Enova, one of the largest U.S. online subprime consumer lenders, has diversified away from so-called payday or single-pay loan products in recent years and pivoted toward installment loans, which are paid back over time rather than in a single payment. Its competitors, such as Curo Group Holdings Corp. and Elevate Credit, Inc., have made a similar move, especially as payday lenders, who charge wildly high APRs for short-term loans, have been widely criticized for potentially creating ” debt traps” for vulnerable borrowers.

While many installment loans also have ultra-high interest rates, their structure, size, and maturities often mitigate the risks, though some fair-lending advocates still warn borrowers to be wary of the product. But Enova’s expansion into installment loans and lines of credit has paid off so far: the company exceeded its revenue targets, according to its fourth-quarter earnings call last Thursday, with its U.S. business increasing revenue 31% year-over-year.

“ The ongoing diversification of our receivables portfolio continues to generate faster receivables growth in our line-of-credit and installment-loan products,” CFO Steven Cunningham said on the call. Domestic near-prime installment loans grew 27% year-over-year and comprised 45% of total receivables at the end of the quarter, he added.

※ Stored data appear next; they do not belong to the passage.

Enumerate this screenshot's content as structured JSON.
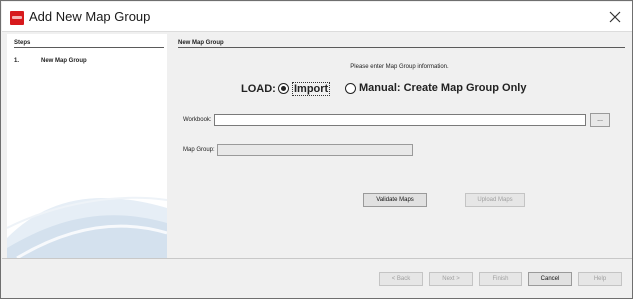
{
  "window": {
    "title": "Add New Map Group"
  },
  "steps": {
    "header": "Steps",
    "items": [
      {
        "number": "1.",
        "label": "New Map Group"
      }
    ]
  },
  "panel": {
    "section_title": "New Map Group",
    "instructions": "Please enter Map Group information.",
    "load_label": "LOAD:",
    "options": [
      {
        "label": "Import",
        "checked": true
      },
      {
        "label": "Manual: Create Map Group Only",
        "checked": false
      }
    ],
    "workbook": {
      "label": "Workbook:",
      "value": "",
      "browse_label": "..."
    },
    "map_group": {
      "label": "Map Group:",
      "value": ""
    },
    "validate_label": "Validate Maps",
    "upload_label": "Upload Maps"
  },
  "footer": {
    "back": "< Back",
    "next": "Next >",
    "finish": "Finish",
    "cancel": "Cancel",
    "help": "Help"
  },
  "colors": {
    "app_icon": "#d7191c",
    "window_bg": "#f0f0f0",
    "panel_bg": "#ffffff"
  },
  "icons": {
    "app": "app-logo-icon",
    "close": "close-icon",
    "decor": "swoosh-graphic"
  }
}
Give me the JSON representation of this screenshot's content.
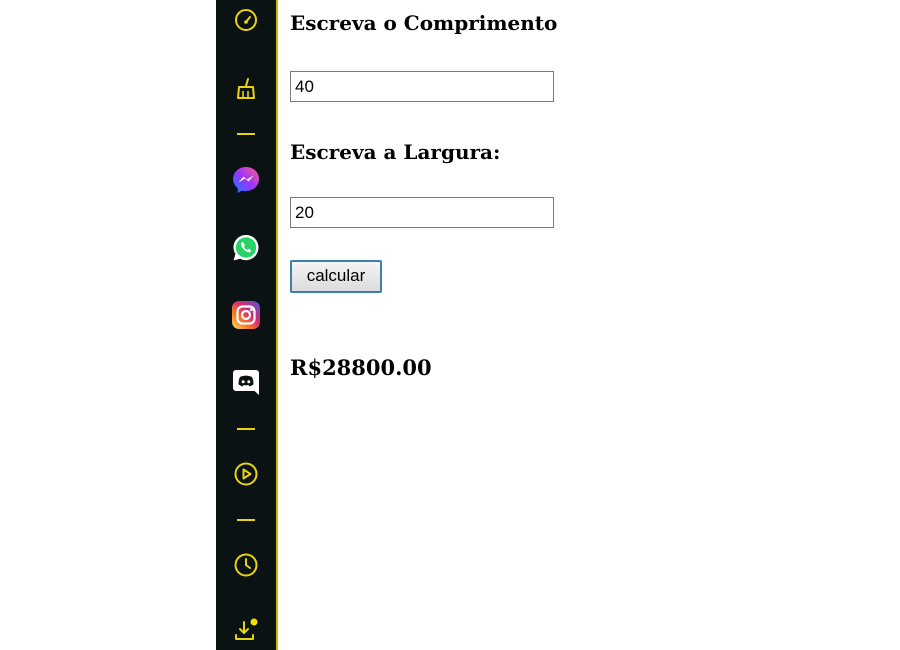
{
  "sidebar": {
    "accent_color": "#e7d312",
    "background_color": "#0b1214",
    "icons": [
      {
        "name": "speedometer-icon"
      },
      {
        "name": "broom-icon"
      },
      {
        "name": "messenger-icon"
      },
      {
        "name": "whatsapp-icon"
      },
      {
        "name": "instagram-icon"
      },
      {
        "name": "discord-icon"
      },
      {
        "name": "player-icon"
      },
      {
        "name": "history-clock-icon"
      },
      {
        "name": "downloads-icon",
        "badge": true
      }
    ]
  },
  "form": {
    "length_label": "Escreva o Comprimento",
    "length_value": "40",
    "width_label": "Escreva a Largura:",
    "width_value": "20",
    "calculate_button": "calcular",
    "result_text": "R$28800.00"
  }
}
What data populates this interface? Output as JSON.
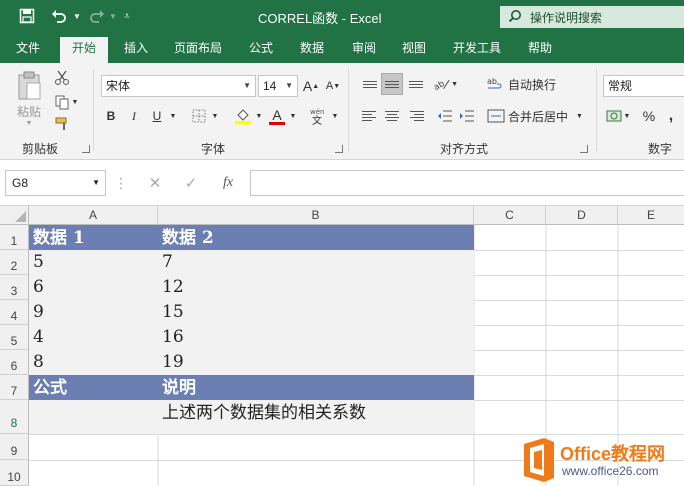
{
  "titlebar": {
    "title": "CORREL函数  -  Excel",
    "tell_me": "操作说明搜索"
  },
  "tabs": [
    "文件",
    "开始",
    "插入",
    "页面布局",
    "公式",
    "数据",
    "审阅",
    "视图",
    "开发工具",
    "帮助"
  ],
  "ribbon": {
    "clipboard": {
      "paste": "粘贴",
      "label": "剪贴板"
    },
    "font": {
      "name": "宋体",
      "size": "14",
      "label": "字体",
      "bold": "B",
      "italic": "I",
      "underline": "U",
      "font_color": "A",
      "grow": "A",
      "shrink": "A"
    },
    "alignment": {
      "wrap": "自动换行",
      "merge": "合并后居中",
      "label": "对齐方式"
    },
    "number": {
      "format": "常规",
      "label": "数字",
      "percent": "%",
      "comma": ","
    }
  },
  "formula_bar": {
    "name_box": "G8",
    "fx": "fx",
    "formula": ""
  },
  "columns": [
    "A",
    "B",
    "C",
    "D",
    "E"
  ],
  "rows": [
    "1",
    "2",
    "3",
    "4",
    "5",
    "6",
    "7",
    "8",
    "9",
    "10"
  ],
  "cells": {
    "A1": "数据 1",
    "B1": "数据 2",
    "A2": "5",
    "B2": "7",
    "A3": "6",
    "B3": "12",
    "A4": "9",
    "B4": "15",
    "A5": "4",
    "B5": "16",
    "A6": "8",
    "B6": "19",
    "A7": "公式",
    "B7": "说明",
    "A8": "",
    "B8": "上述两个数据集的相关系数"
  },
  "watermark": {
    "brand": "Office教程网",
    "url": "www.office26.com"
  },
  "colors": {
    "excel_green": "#217346",
    "header_fill": "#6b7fb3",
    "data_fill": "#f2f2f2",
    "watermark_orange": "#f07a1a"
  }
}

And those high-interest-rate loans may continue to end up in securitization transactions. The consumer-loan sector has become a more frequent user of the asset-backed securities bond market, which offers issuers a lower cost of capital and an expanded investor base. Bonds backed by unsecured consumer loans reached $30 billion outstanding at year-end 2018, or roughly double the amount of bonds backed by retail credit card payments, analysts at Wells Fargo & Co. wrote in a research note yesterday. Last year saw $12.3 billion of new U.S. consumer-loan asset-backed bonds, up from about $9 billion in 2016, according to data compiled by Bloomberg News.

“As the sector has grown, rating agencies and investors alike have grappled with the short lending histories of the companies, loan performance and the pricing of risks,” Wells Fargo analysts John McElravey and Ryan Brinkoetter wrote in their report.